Fees for museums and adult education courses would also rise, while library staff numbers and adult education staff will be cut and the frequency of mobile library visits will also be reduced from every three weeks to four. Volunteers could also be sought to work in libraries.
As previously reported the council is also actively considering privatising its adoption service, and is also looking at tightening up the “eligibility criteria” affecting 35,000 older people receiving care by a switch to “critical only”.
The authority also hopes to talk to other councils about sharing office space, possibly by co-locating in libraries and also wants to see if schools and community groups are willing to look after nature reserves, while there would be a “substantial cut” in countryside path cutting.
Ian Mackie, deputy council leader said the scale of the cuts facing the council required a “quantum change” in thinking about what the authority does and this would also see the authority scale back its ambitions to focus on five key areas.
But critics fear the Tories are in danger of rushing into an ideological crusade to help the coalition government create a smaller state.
Mr Mackie said the administration was looking at a “diversity of approaches” to help focus on the core frontline.
“We will be moving to a more enabling role,” Mr Mackie said. “We will be targeting all our resources to the frontline, which provides services to vulnerable adults and children, and key infrastructure projects.

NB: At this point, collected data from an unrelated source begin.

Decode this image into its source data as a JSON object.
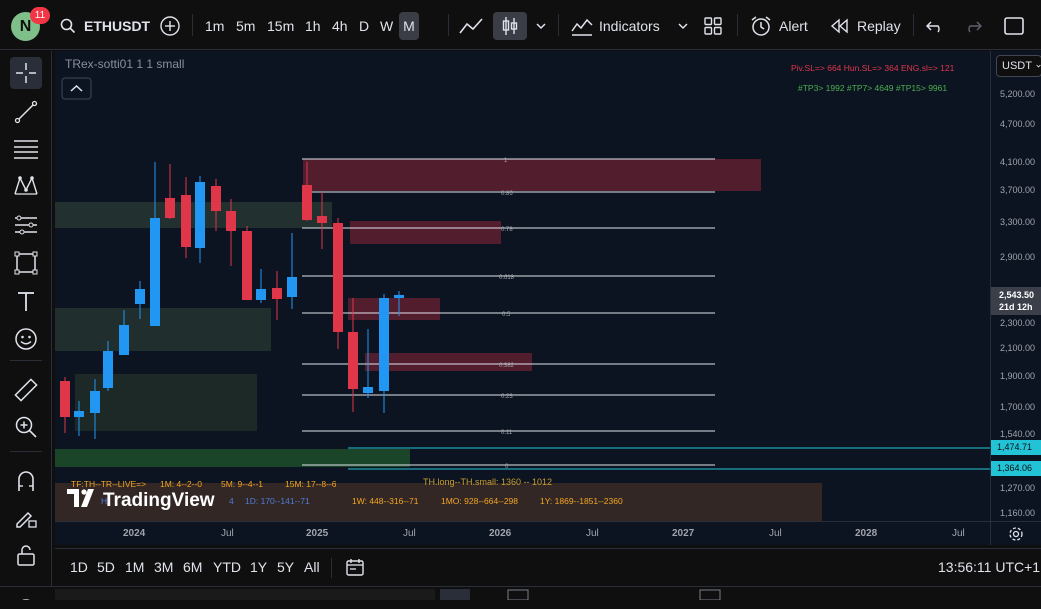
{
  "header": {
    "avatar_letter": "N",
    "notification_count": "11",
    "symbol": "ETHUSDT",
    "timeframes": [
      "1m",
      "5m",
      "15m",
      "1h",
      "4h",
      "D",
      "W",
      "M"
    ],
    "active_timeframe": "M",
    "indicators_label": "Indicators",
    "alert_label": "Alert",
    "replay_label": "Replay"
  },
  "chart": {
    "indicator_title": "TRex-sotti01 1 1 small",
    "currency": "USDT",
    "top_info_line1": "Piv.SL=> 664  Hun.SL=> 364  ENG.sl=> 121",
    "top_info_line2": "#TP3> 1992  #TP7> 4649  #TP15> 9961",
    "fib_labels": [
      "1",
      "0.86",
      "0.78",
      "0.618",
      "0.5",
      "0.382",
      "0.23",
      "0.11",
      "0"
    ],
    "th_label": "TH.long--TH.small: 1360 -- 1012",
    "tf_live": "TF:TH--TR--LIVE=>",
    "tf_1m": "1M: 4--2--0",
    "tf_5m": "5M: 9--4--1",
    "tf_15m": "15M: 17--8--6",
    "tf_1d_prefix": "H",
    "tf_1d_suffix": "4",
    "tf_1d": "1D: 170--141--71",
    "tf_1w": "1W: 448--316--71",
    "tf_1mo": "1MO: 928--664--298",
    "tf_1y": "1Y: 1869--1851--2360",
    "watermark": "TradingView",
    "current_price": "2,543.50",
    "countdown": "21d 12h",
    "line_label_1": "1,474.71",
    "line_label_2": "1,364.06"
  },
  "yaxis": {
    "ticks": [
      "5,200.00",
      "4,700.00",
      "4,100.00",
      "3,700.00",
      "3,300.00",
      "2,900.00",
      "2,300.00",
      "2,100.00",
      "1,900.00",
      "1,700.00",
      "1,540.00",
      "1,270.00",
      "1,160.00"
    ]
  },
  "xaxis": {
    "ticks": [
      "2024",
      "Jul",
      "2025",
      "Jul",
      "2026",
      "Jul",
      "2027",
      "Jul",
      "2028",
      "Jul"
    ]
  },
  "bottom": {
    "ranges": [
      "1D",
      "5D",
      "1M",
      "3M",
      "6M",
      "YTD",
      "1Y",
      "5Y",
      "All"
    ],
    "clock": "13:56:11 UTC+1"
  },
  "colors": {
    "up": "#2196f3",
    "down": "#e0364a",
    "background": "#0d1421"
  }
}
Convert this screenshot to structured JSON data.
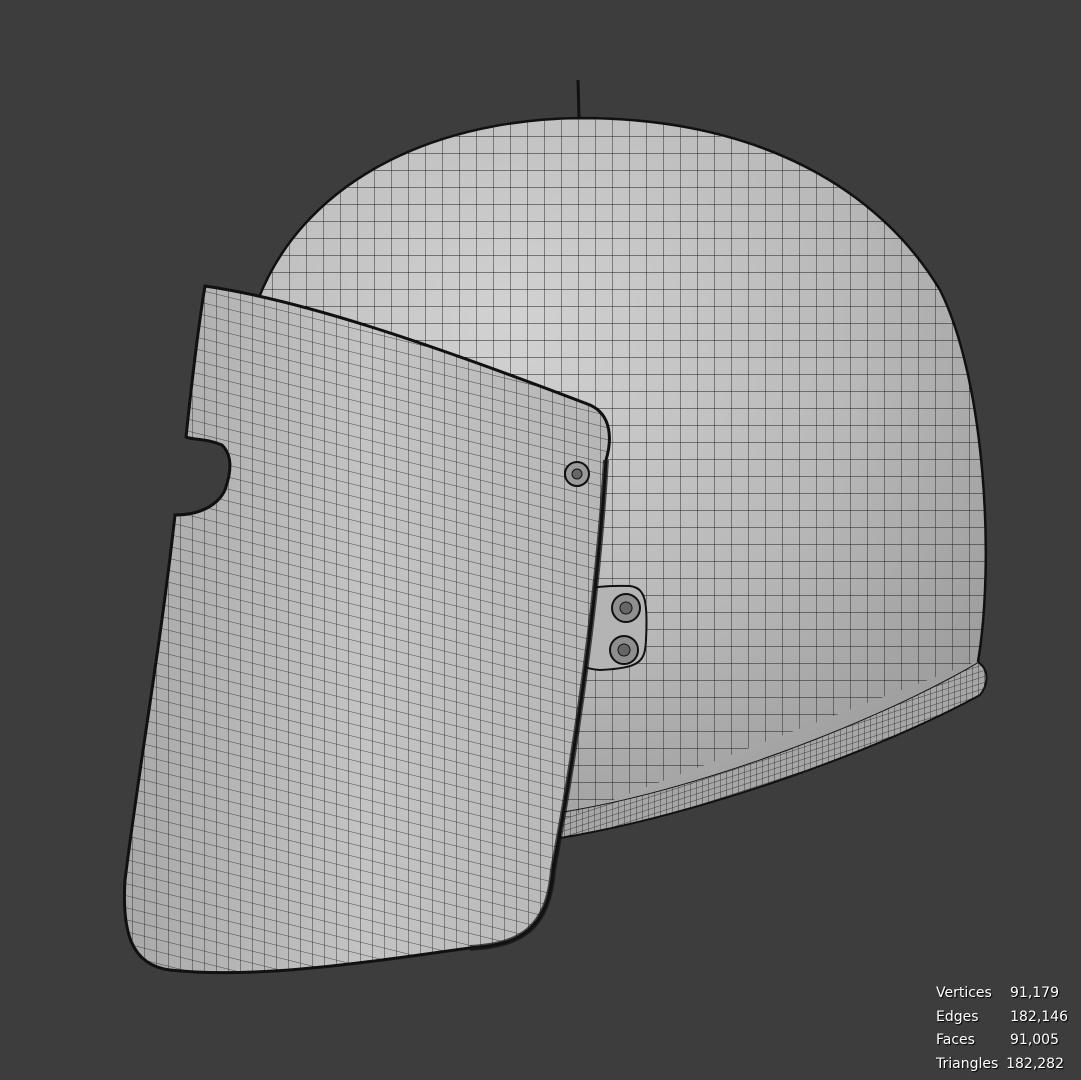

“There will be things in here, which people may blanch at, but it’s certainly not ideologically driven. We want the safety net to be there, that’s the priority for the county council.
“Some things may be outsourced, some things may be worked up with a private/public partnership, some things will be moved to the voluntary sector.
“Exceptional times demand an exceptional response and only a fundamental reform of what the county council does and the way in which it does it will do.
“I know people will have strong views about how these proposals might affect them and there will be an opportunity for people to express their opinions, but equally there are some very big issues about the future of our authority which we are keen to hear from Norfolk residents about.”
Paul Morse, leader of the opposition Liberal Democrats, said: “It’s important not to underestimate the challenge the county council faces.
“What this does show is the stark reality of the impact on people of the route that the coalition is following to reduce the deficit. In places the potential cuts just reads like a horror story.
“A consultation process that ends just before they are going to be making decisions does suggest me there is a risk they do not need to listen.”